I benefici di questa modalità di approccio:

  • è un sistema integralmente privatistico, senza alcuna ricaduta sul sistema pubblico, cui spetterebbe solamente la definizione di un quadro normativo facilitante, a maggior ragione in un periodo di emergenza conclamata
  • consentirebbe un intervento in tempi estremamente rapidi coerentemente con la velocità di reazione e decisione richiesta in tempi di crisi
  • consentirebbe alle banche di minimizzare il rischio di deterioramento del credito
  • consentirebbe di iniettare nelle PMI quelle competenze di gestione che saranno di primaria importanza nella fase di ripartenza (es. finanza e risorse umane).

A sua volta, e senza voler rappresentare il temporary management come la panacea per tutti i mali (e per tutte le crisi), nulla vieta che il concetto di bancabilità possa essere facilmente esteso anche a realtà molto piccole e per progetti più opportunamente gestibili in modalità part time, anche utilizzando team manager come spesso avviene nel contesto americano.

In un’ottica di sistema, l’aspetto progettuale del temporary management potrebbe favorire il contributo di altri attori a favore delle PMI. Parlando con la Stampa Estera di Milano, Gianmarco Senna, Consigliere Regione Lombardia e Presidente della Commissione Attività Produttive, Istruzione, Formazione, Occupazione e Turismo, ha ribadito “l’interesse reale  per lo strumento e l’avvio di un percorso mirato all’emanazione di provvedimenti ad hoc che faranno sicuramente tesoro di alcune esperienze di successo in altri territori, come ad esempio la cosiddetta “legge Bertossi” del Friuli Venezia Giulia.
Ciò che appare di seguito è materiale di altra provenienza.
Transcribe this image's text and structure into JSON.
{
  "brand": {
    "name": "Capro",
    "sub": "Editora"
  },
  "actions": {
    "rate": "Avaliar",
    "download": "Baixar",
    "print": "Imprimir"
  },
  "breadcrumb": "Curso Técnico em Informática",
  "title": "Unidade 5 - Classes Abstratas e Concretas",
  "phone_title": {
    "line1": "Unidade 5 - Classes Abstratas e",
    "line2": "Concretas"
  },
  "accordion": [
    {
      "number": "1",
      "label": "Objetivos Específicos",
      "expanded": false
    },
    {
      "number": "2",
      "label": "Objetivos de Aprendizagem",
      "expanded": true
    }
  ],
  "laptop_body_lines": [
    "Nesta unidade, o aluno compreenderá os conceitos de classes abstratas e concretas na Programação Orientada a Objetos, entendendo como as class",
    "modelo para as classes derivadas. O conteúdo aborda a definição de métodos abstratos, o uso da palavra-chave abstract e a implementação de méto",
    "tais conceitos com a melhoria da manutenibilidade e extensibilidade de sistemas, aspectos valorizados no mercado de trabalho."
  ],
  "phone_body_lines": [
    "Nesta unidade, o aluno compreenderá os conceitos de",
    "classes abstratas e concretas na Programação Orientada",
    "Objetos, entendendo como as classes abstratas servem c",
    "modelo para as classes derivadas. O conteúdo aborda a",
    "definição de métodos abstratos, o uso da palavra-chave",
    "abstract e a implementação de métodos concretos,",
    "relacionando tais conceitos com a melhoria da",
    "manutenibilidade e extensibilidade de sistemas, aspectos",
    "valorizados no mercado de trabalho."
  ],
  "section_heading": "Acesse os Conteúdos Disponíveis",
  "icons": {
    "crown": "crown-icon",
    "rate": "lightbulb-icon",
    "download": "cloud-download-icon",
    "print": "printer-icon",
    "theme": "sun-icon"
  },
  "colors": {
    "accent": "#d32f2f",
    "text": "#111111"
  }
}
Come ho avuto modo di ribadire ad un recente convegno, siamo anche molto attenti e interessati al tema del fractional management, per le aziende più piccole”.

Maurizio Quarta

Dopo una carriera manageriale in gruppi internazionali (Olivetti, Manuli Rubber e Kone Elevators) e in consulenza (McKinsey), è oggi Managing Partner di Temporary Management & Capital Advisors, tra le società italiane più note nel settore. È uno dei quattro partner fondatori del gruppo SMW Senior Management Worldwide, che opera a livello internazionale nel temporary management con diciannove partner nel mondo, dagli USA all’Australia. Guida in Italia il Chapter di IIM – Institute of Interim Management, associazione inglese dei temporary manager, con cui realizza eventi informativi per associazioni manageriali, imprenditoriali e università. Ha creato www.temporary-management.com, primo e più gettonato sito istituzionale italiano. Giornalista pubblicista, anche Consigliere della Stampa Estera di Milano, scrive sulle principali testate di management. Ha pubblicato diversi libri sul temporary management per Franco Angeli e per EGEA.